The brief craziness at work has passed, everything went fairly well and I can calm down again. We had two separate events I was responsible for, one yesterday and one today, and both days somebody during the morning commented on how everything was fine and I could stop looking so stressed. Didn't they understand? I needed to wait until the end, when everything was over, before I could breathe again.
My body is responding to my stress level - generally I run a 27/28 day cycle, but when I am stressed my cycle is 26 days. For two months now I have had 26 day cycles.
The thing is, the work thing was just a blip. As stressful and emotional as it was (one of the events is a memor*al - I don't want to f up *anything*, but especially when there are grieving families involved) it was tiny compared to the stress of everything else. A takes the b*r again in less than two weeks. If he fails this time, he wouldn't be able to take it until the end of February, wouldn't find out until next May again... and I'd like to say that I'm confidant he's doing everything he can to pass, but I think he'd depressed over failing and angry over it and that's affecting his studying.

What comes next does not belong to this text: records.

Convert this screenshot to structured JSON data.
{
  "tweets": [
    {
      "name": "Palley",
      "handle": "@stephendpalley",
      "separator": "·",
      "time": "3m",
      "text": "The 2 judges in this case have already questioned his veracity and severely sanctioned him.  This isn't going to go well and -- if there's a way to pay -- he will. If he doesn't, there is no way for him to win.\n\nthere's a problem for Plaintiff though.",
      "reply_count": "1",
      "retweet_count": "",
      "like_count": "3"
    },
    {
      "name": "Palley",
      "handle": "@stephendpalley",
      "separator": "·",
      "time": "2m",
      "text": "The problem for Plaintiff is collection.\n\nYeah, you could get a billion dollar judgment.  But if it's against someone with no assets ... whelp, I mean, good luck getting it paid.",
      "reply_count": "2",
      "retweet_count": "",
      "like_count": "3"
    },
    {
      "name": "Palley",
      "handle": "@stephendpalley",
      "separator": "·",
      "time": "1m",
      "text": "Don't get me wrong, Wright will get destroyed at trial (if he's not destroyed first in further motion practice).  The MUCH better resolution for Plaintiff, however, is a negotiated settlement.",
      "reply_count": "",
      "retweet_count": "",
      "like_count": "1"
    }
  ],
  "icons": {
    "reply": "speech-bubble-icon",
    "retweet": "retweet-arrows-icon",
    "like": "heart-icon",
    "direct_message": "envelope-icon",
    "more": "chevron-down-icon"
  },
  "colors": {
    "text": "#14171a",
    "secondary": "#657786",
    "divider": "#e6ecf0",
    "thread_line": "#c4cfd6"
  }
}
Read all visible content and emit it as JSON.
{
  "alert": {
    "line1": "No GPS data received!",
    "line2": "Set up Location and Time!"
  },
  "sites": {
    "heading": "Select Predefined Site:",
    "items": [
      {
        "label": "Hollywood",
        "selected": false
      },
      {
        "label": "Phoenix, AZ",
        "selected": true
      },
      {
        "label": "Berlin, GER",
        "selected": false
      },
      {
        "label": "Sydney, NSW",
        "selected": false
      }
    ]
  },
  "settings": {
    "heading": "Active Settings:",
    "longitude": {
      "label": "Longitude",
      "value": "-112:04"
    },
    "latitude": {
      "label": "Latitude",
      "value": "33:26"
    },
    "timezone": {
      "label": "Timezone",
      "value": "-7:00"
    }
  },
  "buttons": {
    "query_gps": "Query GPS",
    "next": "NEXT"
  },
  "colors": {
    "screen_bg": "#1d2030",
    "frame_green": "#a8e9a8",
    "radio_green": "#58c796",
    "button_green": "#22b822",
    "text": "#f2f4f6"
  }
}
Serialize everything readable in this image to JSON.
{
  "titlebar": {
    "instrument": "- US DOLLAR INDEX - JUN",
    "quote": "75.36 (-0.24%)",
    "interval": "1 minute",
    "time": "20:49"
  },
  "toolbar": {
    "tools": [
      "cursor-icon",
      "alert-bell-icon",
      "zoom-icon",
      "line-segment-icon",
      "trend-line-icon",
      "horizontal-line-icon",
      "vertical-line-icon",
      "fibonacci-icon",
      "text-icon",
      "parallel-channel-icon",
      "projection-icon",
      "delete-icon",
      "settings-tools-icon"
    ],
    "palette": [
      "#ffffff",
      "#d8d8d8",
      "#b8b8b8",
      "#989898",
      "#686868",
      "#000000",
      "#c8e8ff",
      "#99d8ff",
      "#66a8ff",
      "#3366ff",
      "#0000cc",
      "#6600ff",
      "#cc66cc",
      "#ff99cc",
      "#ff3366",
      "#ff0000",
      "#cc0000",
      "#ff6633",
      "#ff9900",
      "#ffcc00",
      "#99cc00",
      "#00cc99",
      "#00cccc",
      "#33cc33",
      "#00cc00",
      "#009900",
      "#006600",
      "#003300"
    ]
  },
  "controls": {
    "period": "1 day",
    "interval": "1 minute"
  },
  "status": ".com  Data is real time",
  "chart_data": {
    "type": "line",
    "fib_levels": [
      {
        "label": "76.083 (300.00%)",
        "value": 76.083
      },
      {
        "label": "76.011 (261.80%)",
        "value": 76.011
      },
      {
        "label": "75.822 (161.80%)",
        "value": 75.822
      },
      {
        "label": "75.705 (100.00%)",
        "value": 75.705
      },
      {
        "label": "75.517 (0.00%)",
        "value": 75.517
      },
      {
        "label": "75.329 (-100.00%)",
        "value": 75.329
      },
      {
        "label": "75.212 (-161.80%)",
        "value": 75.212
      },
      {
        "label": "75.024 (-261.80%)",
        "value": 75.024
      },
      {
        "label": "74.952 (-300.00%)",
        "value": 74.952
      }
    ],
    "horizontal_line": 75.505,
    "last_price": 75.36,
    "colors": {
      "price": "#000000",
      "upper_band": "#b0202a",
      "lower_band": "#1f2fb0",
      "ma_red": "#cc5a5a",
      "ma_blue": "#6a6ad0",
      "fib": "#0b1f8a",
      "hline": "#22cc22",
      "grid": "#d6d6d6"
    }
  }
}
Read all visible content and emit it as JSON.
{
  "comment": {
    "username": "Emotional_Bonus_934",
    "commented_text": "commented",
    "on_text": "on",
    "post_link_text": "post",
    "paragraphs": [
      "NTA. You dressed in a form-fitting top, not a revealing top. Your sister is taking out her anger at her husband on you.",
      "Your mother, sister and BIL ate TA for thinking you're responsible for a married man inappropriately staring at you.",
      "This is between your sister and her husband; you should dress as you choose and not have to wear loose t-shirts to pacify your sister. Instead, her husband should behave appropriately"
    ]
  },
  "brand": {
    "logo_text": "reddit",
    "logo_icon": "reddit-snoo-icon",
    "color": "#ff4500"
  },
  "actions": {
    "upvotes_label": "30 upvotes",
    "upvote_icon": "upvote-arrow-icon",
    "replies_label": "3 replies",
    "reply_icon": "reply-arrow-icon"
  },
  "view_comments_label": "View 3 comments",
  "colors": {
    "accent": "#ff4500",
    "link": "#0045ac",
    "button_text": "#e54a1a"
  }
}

Now something else has blindsided us. Somebody we love very much is ill and it feels like the world is upside-down. I'm sorry for being vague, but it's not my story to tell. And it seems selfish, but for this to happen less than two weeks before the b*r? Fuck. It's like a huge convergence of shit this year.
I'm sorry, I hate that I am always whining about the latest crap thing to happen. There are worse things in the world than what we deal with. This latest has certainly made me feel like IF is insignificant in comparison.